Daryl Swetlishoff - Analyst
Okay, thanks very much. That's it for me.
Operator
Joe Licursi from BMO Capital markets.
Joe Licursi - Analyst
Hello. Yes, are you there?
Unidentified Company Representative
Yes.
Joe Licursi - Analyst
My question is on the corporate and other -- it's a financial question. There was a gain of about $4.6 million. Can you tell us what is in there and what can we expect for next quarter going forward?
Rodger Hutchinson - VP, Corporate Controller
Sure, Joe, it's Rodger. Joe, what is in there is, I mean usually it rounds out to an expense of $2 million or $3 million, so that is what you can expect going forward. That's general corporate items from around the Company that end up in administration. It ended up being positive this month because we had a recovery in our share option expense of $5.5 million so that's the major component in there.
Joe Licursi - Analyst
I see. I just have one more question on the stumpage. In the quarter itself, was there any increase, like on account of the new policy?
Rodger Hutchinson - VP, Corporate Controller
If you're talking about the market-based pricing system, that came into place July 1st.
Joe Licursi - Analyst
I was talking about the April 1; I think it was April 1.
Rodger Hutchinson - VP, Corporate Controller
April 1, there was a change in log grades and in methodology for evaluating beetle stands. Generally, we don't log a lot of volume in the second quarter. So that did not have a big effect on us.
Joe Licursi - Analyst
So I guess, going forward, when you restart your harvesting, we should think in the $1 to $2 per cubic meter, is that correct?
Rodger Hutchinson - VP, Corporate Controller
Yes, again, we are very early in the -- in our log grading now. We're just beginning to scale and understand the system better. But I think, if anything, it is maybe less of an impact than what our earlier estimates were.
Joe Licursi - Analyst
Okay, I think that's okay. The one last question, like on the assets that you have to sell, the Burns Lake and Decker Lake, plus, do you expect to make any profit on that from a book point of view, or should we assume it is at book value?

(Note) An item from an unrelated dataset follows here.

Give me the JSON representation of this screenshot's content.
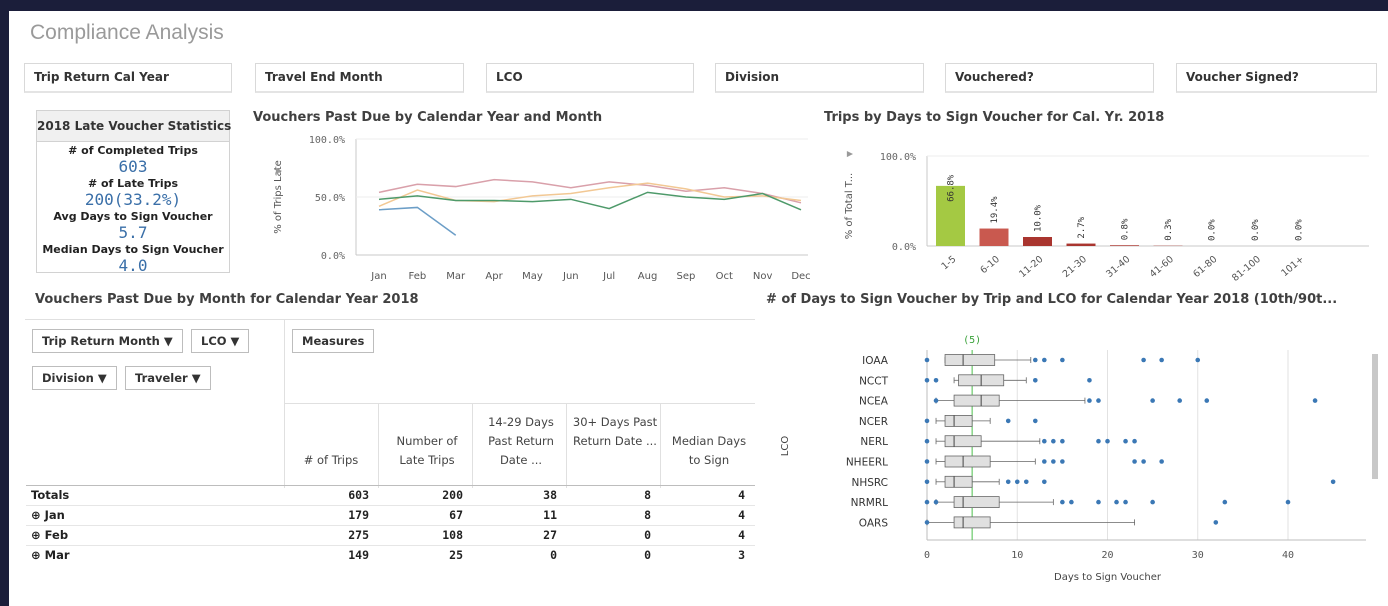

Hank Ketcham - Chairman, President, CEO
It's a typical sale process, so our interest is in getting the highest price we can. Don't know what it will be.
Joe Licursi - Analyst
I can live with that. Thank you very much.
Operator
Thank you. There are no further questions registered at this time. I will turn the meeting back to Mr. Ketcham.
Hank Ketcham - Chairman, President, CEO
Okay, thank you, and thank you very much. And certainly, our people will be around today and next week if anybody has any questions, follow-up questions, just give a call. Thank you very much for joining us. Bye.
Operator
Thank you. The conference has now ended. Please disconnect your lines at this time. Thank you for your participation and have a great day.